Nació en 1926, y ya de niño, pero sobre todo en sus años de estudiante en México y en Columbia, mostró ese doble rostro que lo haría célebre, el rostro de la serenidad y el de la turbulencia. Era un espíritu dialéctico y un hombre apasionado, incluso de sí mismo, un romántico que iba buscando por los monasterios y las abadías los fragmentos de una totalidad perdida. Se dejó influir por Thomas Merton en la abadía de Getsemaní (Kentucky), y desde entonces unió la espiritualidad a la búsqueda de la justicia social, el pacifismo y el primitivismo. En su rostro bifronte se unió el silencio trapense y el ser ministro de Cultura en el Gobierno de la Revolución porque, para él, una parroquia era lo mismo que un ministerio, o viceversa. En la retina del mundo todavía no se ha apagado el día en que el Papa Juan Pablo II le recriminó en el aeropuerto de Managua su defensa de la Teología de la Liberación. Allí, arrodillado, con las manos en señal de oración, vio cómo le señalaba el dedo del Pontífice el camino de la suspensión de su sacerdocio, del que sería rehabilitado después por el Pontífice actual, Francisco.
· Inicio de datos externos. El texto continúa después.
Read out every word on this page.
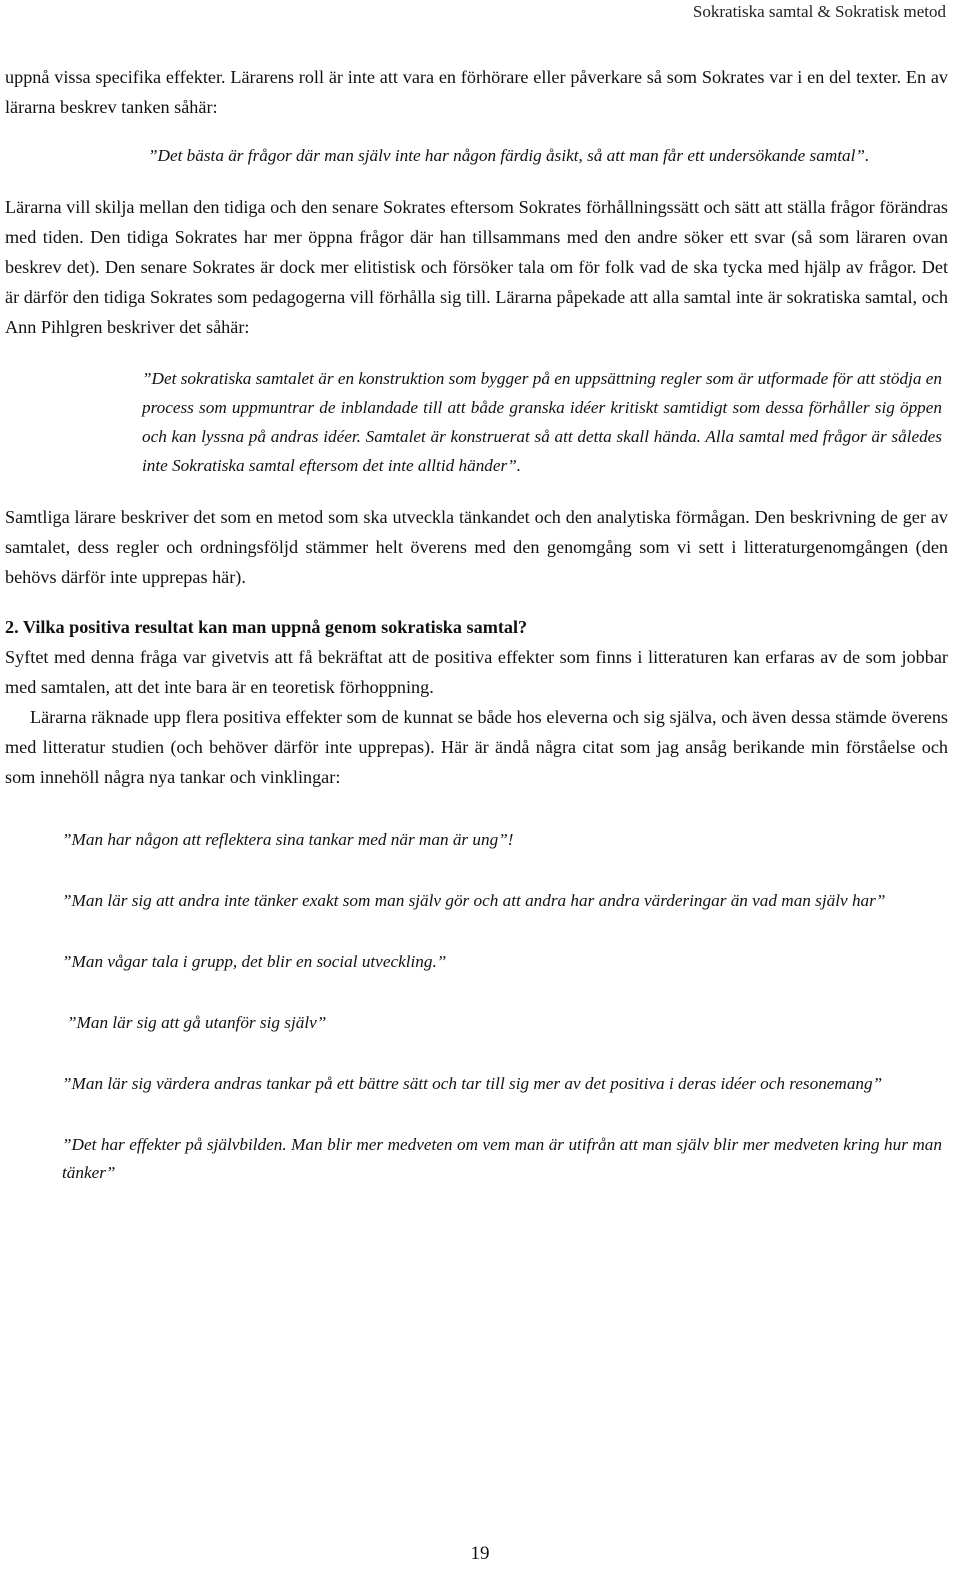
Sokratiska samtal & Sokratisk metod

uppnå vissa specifika effekter. Lärarens roll är inte att vara en förhörare eller påverkare så som Sokrates var i en del texter. En av lärarna beskrev tanken såhär:

”Det bästa är frågor där man själv inte har någon färdig åsikt, så att man får ett undersökande samtal”.

Lärarna vill skilja mellan den tidiga och den senare Sokrates eftersom Sokrates förhållningssätt och sätt att ställa frågor förändras med tiden. Den tidiga Sokrates har mer öppna frågor där han tillsammans med den andre söker ett svar (så som läraren ovan beskrev det). Den senare Sokrates är dock mer elitistisk och försöker tala om för folk vad de ska tycka med hjälp av frågor. Det är därför den tidiga Sokrates som pedagogerna vill förhålla sig till. Lärarna påpekade att alla samtal inte är sokratiska samtal, och Ann Pihlgren beskriver det såhär:

”Det sokratiska samtalet är en konstruktion som bygger på en uppsättning regler som är utformade för att stödja en process som uppmuntrar de inblandade till att både granska idéer kritiskt samtidigt som dessa förhåller sig öppen och kan lyssna på andras idéer. Samtalet är konstruerat så att detta skall hända. Alla samtal med frågor är således inte Sokratiska samtal eftersom det inte alltid händer”.

Samtliga lärare beskriver det som en metod som ska utveckla tänkandet och den analytiska förmågan. Den beskrivning de ger av samtalet, dess regler och ordningsföljd stämmer helt överens med den genomgång som vi sett i litteraturgenomgången (den behövs därför inte upprepas här).

2. Vilka positiva resultat kan man uppnå genom sokratiska samtal?

Syftet med denna fråga var givetvis att få bekräftat att de positiva effekter som finns i litteraturen kan erfaras av de som jobbar med samtalen, att det inte bara är en teoretisk förhoppning.

Lärarna räknade upp flera positiva effekter som de kunnat se både hos eleverna och sig själva, och även dessa stämde överens med litteratur studien (och behöver därför inte upprepas). Här är ändå några citat som jag ansåg berikande min förståelse och som innehöll några nya tankar och vinklingar:

”Man har någon att reflektera sina tankar med när man är ung”!

”Man lär sig att andra inte tänker exakt som man själv gör och att andra har andra värderingar än vad man själv har”

”Man vågar tala i grupp, det blir en social utveckling.”

”Man lär sig att gå utanför sig själv”

”Man lär sig värdera andras tankar på ett bättre sätt och tar till sig mer av det positiva i deras idéer och resonemang”

”Det har effekter på självbilden. Man blir mer medveten om vem man är utifrån att man själv blir mer medveten kring hur man tänker”

19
Toda esta vida de idas y venidas, de búsquedas y de precarios encuentros, solo indican que Ernesto Cardenal vivió siempre en la intemperie, es decir, vivió en la poesía. Lector de Rubén Darío y de Pablo Neruda, de los místicos españoles y de Robert Lowell, es un gran poeta del amor. Del amor intenso a las cosas del mundo, del amor a la música de las esferas porque en todo ello intentaba percibir los signos de la revelación. Pero para un espíritu inquieto como el suyo, las zarzas ardiendo de la revelación tenían también esa dimensión marxista según la cual Dios está en la historia, en los hombres y mujeres víctimas de la historia, de las injusticias y de las múltiples pobrezas. Su «Gesthsemany, Ky» (1960), sus «Salmos («1964), su «Canto cósmico» (1989) y, sin duda, su «Telescopio» en la noche oscura (1993), que le valieron el premio Reina Sofía, nos hablan de ese alma que buscaba una forma de amor a la que solo las palabras le podían llevar.

Con Ernesto Cardenal se muere un hombre que buscó la esperanza en medio de esta época convulsa, se muere un poeta que podía decir, como su amado Thomas Merton, «nací para amar pero viví con temor y ansias desesperadas y enfrentadas». Esa es la fuente de donde mana y corre su inmensa poesía.